Portanto, além deste Prelúdio, o segundo número da revista Ressonâncias é compos- to por materiais didáticos voltados para os níveis básico, intermediário e avançado, e ainda por outros textos que integram as seções Contrapontos e Reverberações. Voltado para o nível básico, o primeiro material, intitulado “Onde você mora?” vai se debruçar sobre a descrição do local de moradia do aluno e informações sobre ela, como o que tem na vizinhança; o material inclui exercitar a escrita de e-mails e também o tratamento de estruturas linguísticas que estão implicadas na localização espacial de pessoas e de coisas, como os verbos “ser” e “estar”. Para esse mesmo nível, temos um segundo material, com título “SUS”, que trabalha com um tema sempre extremamente útil e de grande relevância, durante a pandemia e fora dela, como hoje sabemos sem qualquer sombra de dúvida. Esse material apresenta a estrutura do SUS para os migrantes, além de sugerir os passos para cada um se cadastrar no sistema e assim ter acesso à saúde pública no Brasil. O tópico gramatical abordado é a resposta a perguntas afirmativas, que em português faz uso do verbo conjugado usado na pergunta.

No nível intermediário, temos o material intitulado “É só uma picadinha!”, que versa novamente sobre o tema da saúde, agora abordando o problema da doação de sangue. O tópico gramatical examinado é o diminutivo, cujo uso é característico do falar brasileiro, seja para expressar tamanho, seja com conotação afetiva das mais diversas, uma sensibilidade que o material procura evocar no migrante.

Para o nível avançado, temos dois materiais: o primeiro, “Reza a lenda”, que versa sobre histórias folclóricas brasileiras, procura trabalhar o gênero textual lenda e assim, para abordar a questão das narrativas, escolhe revisar os tempos verbais do passado como tópico gramatical. O segundo, “Vai no Bixiga pra ver!”, aborda o samba brasileiro, fazendo uma relação entre memória e história na cidade de São Paulo.
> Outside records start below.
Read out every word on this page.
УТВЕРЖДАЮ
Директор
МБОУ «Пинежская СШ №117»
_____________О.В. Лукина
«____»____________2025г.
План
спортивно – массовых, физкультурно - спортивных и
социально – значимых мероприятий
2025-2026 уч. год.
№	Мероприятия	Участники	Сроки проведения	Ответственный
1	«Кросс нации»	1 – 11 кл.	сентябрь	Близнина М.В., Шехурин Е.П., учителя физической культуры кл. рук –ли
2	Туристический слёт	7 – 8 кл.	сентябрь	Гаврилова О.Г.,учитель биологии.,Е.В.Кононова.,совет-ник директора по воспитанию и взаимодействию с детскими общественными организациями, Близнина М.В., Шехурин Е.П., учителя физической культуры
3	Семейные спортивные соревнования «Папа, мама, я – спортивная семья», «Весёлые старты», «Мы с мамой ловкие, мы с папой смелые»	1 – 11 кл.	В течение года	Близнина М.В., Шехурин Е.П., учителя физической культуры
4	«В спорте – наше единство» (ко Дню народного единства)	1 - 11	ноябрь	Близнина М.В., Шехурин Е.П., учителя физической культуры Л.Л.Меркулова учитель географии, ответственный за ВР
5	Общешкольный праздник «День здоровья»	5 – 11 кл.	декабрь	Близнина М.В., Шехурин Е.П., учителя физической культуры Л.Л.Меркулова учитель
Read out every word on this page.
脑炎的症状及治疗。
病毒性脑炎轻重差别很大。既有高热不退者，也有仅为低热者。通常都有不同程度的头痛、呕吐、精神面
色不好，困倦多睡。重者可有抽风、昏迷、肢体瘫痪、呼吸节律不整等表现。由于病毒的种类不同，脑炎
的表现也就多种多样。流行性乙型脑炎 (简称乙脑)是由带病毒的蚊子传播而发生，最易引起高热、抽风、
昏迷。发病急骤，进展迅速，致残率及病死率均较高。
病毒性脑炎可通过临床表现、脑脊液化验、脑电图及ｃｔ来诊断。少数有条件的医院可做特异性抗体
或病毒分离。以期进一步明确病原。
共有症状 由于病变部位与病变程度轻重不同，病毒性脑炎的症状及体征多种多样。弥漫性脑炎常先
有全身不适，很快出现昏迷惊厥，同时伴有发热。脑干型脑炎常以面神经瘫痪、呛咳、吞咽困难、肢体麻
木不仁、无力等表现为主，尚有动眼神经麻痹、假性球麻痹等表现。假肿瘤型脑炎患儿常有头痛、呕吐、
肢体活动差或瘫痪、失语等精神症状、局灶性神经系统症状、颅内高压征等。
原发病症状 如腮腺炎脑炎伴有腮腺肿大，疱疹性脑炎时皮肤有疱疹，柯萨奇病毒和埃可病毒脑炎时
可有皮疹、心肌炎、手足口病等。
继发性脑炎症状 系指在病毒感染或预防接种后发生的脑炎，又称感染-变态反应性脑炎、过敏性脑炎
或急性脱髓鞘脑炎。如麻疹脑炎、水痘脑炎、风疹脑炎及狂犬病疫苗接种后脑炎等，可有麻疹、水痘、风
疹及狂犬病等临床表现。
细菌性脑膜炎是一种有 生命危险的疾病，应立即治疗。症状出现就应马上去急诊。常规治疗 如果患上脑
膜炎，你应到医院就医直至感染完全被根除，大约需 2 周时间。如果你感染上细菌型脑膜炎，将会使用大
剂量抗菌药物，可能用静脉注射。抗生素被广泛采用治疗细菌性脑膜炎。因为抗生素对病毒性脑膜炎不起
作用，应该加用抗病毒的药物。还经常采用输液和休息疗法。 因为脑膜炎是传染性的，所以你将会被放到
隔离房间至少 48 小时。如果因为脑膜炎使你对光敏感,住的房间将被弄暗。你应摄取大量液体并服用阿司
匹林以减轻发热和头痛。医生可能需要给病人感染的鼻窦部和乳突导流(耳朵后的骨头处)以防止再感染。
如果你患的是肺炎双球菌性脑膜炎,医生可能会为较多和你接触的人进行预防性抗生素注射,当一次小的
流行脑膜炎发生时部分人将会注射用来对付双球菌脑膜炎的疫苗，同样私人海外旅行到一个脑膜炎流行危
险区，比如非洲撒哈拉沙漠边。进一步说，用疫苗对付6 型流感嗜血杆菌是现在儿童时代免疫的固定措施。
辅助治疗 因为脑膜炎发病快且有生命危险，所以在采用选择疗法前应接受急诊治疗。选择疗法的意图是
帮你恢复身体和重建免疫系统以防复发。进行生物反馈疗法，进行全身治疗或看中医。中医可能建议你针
Aqui, o trabalho mais propriamente gramatical é com certas características do gênero relato, que abrangem marcas temporais das sentenças e conectores usados para ligá-las.

A seção Contrapontos apresenta dois relatos: o da oficina de colagem promovida pela Entrelaços, visando à manutenção dos laços afetivos e de trabalho que foram construídos durante os últimos anos do PBMIH com as mulheres participantes do projeto; e o da oficina de encontro online com as crianças participantes do projeto Pequenos do Mundo e seus pais ou responsáveis, um trabalho com duas partes: a oficina 1 sobre aprendizagens e sentimentos; e a oficina 2, intitulada “Volta ao mundo”.

Finalmente, na seção Reverberações, temos um texto a respeito da integração dos estudantes haitianos à UFPR, por meio do programa de Reingresso. Temos aqui uma avaliação feita de dentro, por um haitiano participante do programa, o Dieugo Pierre, que avalia os prós e os contras do programa, suas vitórias e seus fracassos também. Esse texto é apresentado em português e também em crioulo haitiano, numa tradução feita por Rony Remy.

Gostaríamos de finalizar este Prelúdio reafirmando o nosso compro- misso com a população migrante, razão pela qual retomamos as atividades de aulas presenciais neste segundo semestre de 2022, num momento em que a pandemia parece ter arrefecido. Fizemos isso com bastante cuidado e por enquanto só com poucas turmas e turmas pequenas, na tentativa de garantir a saúde tanto dos alunos migrantes quanto dos nossos graduandos que são os professores das turmas (tutelados por algum professor mais experiente).

O prazer de retomar as aulas e a produção de material didático é indescritível, o que já nos faz começar a pensar no novo número da revista Ressonâncias para muito em breve!

Esperamos que estes materiais sejam úteis e que a leitura deles seja prazerosa!